Last year, 219 thousand working days were lost in the Netherlands, the highest number since 2002. More than half were lost due to strikes in the cleaning services sector, but the number of strike days was also high in the sector education.
Number of strike days varies considerably from one year to the next
Each year, workers go on strike to force employers to meet their demands. In the period 2002-2012, the number of strike days varied between 245 thousand in 2002 and 5 thousand in 2009. With 219 thousand strike days, the number of working days lost in 2012 was relatively high.
Working days lost due to strikes
Many strike days in sectors cleaning services and education
There were eighteen strikes in the Netherlands last year. The highest numbers of strike days were recorded in the sectors cleaning services and education.
Strike cleaning sector lasted fifteen weeks
In the cleaning industry, part of the sector leasing and other business services, 143 thousand working days were lost, i.e. more than half of the total number of strike days last year. The sector cleaning services went on strike because of a collective bargaining deadlock. The strike lasted 15 weeks and resulted in a new collective wage agreement.

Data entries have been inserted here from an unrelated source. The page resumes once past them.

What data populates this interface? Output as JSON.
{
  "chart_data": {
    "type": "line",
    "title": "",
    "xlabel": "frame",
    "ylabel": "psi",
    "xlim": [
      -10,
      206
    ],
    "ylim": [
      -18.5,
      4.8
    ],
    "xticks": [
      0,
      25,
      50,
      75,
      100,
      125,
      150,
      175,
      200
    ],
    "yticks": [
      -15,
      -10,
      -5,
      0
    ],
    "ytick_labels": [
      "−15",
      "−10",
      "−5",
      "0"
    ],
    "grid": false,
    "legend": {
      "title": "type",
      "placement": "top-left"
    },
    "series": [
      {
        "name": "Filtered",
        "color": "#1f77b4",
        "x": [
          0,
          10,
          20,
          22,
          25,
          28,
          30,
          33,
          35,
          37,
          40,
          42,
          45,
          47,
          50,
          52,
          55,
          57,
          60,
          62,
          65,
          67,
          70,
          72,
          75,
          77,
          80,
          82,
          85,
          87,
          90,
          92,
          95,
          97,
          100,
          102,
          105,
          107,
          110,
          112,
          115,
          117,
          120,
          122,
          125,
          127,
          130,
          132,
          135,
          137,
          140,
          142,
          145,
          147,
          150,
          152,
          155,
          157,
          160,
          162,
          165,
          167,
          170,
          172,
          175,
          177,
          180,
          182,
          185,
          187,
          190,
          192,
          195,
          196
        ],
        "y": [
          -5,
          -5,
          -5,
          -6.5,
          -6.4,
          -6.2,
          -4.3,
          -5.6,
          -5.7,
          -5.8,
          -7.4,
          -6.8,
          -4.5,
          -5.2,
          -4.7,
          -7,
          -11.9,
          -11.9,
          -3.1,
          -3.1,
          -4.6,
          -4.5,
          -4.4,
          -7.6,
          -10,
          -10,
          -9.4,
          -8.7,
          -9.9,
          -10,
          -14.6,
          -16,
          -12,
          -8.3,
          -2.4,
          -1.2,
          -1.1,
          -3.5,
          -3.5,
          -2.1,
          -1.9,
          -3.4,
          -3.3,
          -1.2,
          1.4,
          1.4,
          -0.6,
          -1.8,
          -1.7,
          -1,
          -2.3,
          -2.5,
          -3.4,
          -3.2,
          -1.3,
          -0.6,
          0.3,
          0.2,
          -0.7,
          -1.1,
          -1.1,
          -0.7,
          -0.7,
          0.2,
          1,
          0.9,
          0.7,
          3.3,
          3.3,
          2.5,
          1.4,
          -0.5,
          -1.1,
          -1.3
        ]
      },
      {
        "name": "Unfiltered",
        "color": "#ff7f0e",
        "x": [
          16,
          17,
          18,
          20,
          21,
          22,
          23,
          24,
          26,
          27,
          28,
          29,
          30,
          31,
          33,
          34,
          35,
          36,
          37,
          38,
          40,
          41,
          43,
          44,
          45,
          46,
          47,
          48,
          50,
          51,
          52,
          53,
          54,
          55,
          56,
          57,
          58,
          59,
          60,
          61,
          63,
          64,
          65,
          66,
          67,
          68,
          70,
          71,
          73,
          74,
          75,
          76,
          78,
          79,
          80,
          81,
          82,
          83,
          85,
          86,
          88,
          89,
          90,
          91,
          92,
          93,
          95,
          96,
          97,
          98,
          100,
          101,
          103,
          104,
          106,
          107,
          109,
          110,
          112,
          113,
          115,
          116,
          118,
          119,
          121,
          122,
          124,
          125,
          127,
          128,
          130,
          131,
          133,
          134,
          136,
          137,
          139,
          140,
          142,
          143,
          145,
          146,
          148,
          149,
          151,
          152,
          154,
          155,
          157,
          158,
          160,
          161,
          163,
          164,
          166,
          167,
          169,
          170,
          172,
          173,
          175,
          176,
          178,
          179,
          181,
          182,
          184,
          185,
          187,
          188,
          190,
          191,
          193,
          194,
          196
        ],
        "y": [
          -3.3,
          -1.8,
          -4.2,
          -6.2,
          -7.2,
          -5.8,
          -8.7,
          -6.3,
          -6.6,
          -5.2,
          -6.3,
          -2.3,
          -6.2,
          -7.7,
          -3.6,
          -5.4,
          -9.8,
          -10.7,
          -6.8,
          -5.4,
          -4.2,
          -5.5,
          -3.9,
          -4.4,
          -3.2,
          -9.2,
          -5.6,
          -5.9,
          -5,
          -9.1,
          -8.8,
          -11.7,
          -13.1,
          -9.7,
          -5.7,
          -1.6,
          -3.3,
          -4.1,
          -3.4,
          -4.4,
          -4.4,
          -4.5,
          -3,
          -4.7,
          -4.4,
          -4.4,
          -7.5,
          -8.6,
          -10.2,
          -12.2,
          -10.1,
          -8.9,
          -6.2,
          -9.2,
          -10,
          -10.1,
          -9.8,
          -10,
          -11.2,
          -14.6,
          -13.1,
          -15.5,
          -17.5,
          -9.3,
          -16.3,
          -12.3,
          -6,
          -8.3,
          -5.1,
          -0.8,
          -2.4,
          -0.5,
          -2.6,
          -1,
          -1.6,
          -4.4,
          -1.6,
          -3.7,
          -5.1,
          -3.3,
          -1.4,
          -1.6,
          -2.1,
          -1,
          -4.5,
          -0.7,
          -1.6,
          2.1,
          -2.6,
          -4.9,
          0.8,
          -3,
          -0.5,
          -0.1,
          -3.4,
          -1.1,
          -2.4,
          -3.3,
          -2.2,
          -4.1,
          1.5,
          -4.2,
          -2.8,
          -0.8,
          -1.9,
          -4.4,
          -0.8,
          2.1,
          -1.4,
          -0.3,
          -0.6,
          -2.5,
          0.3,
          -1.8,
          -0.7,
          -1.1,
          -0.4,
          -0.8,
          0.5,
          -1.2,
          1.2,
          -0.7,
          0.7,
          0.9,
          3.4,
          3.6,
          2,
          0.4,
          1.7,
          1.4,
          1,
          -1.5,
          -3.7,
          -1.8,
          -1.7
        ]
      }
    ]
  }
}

Education accounts for quarter of strike days
The sector education was also strike-ridden. These strikes were a reaction against government plans to keep the number of lessons in the first two years of secondary education at 1,040 hours and cutbacks in special education. As a result, 53 thousand working days were lost in the education sector, nearly one quarter of all strike days in 2012. In the sector manufacturing industry, 18 thousand working days were lost due to strikes.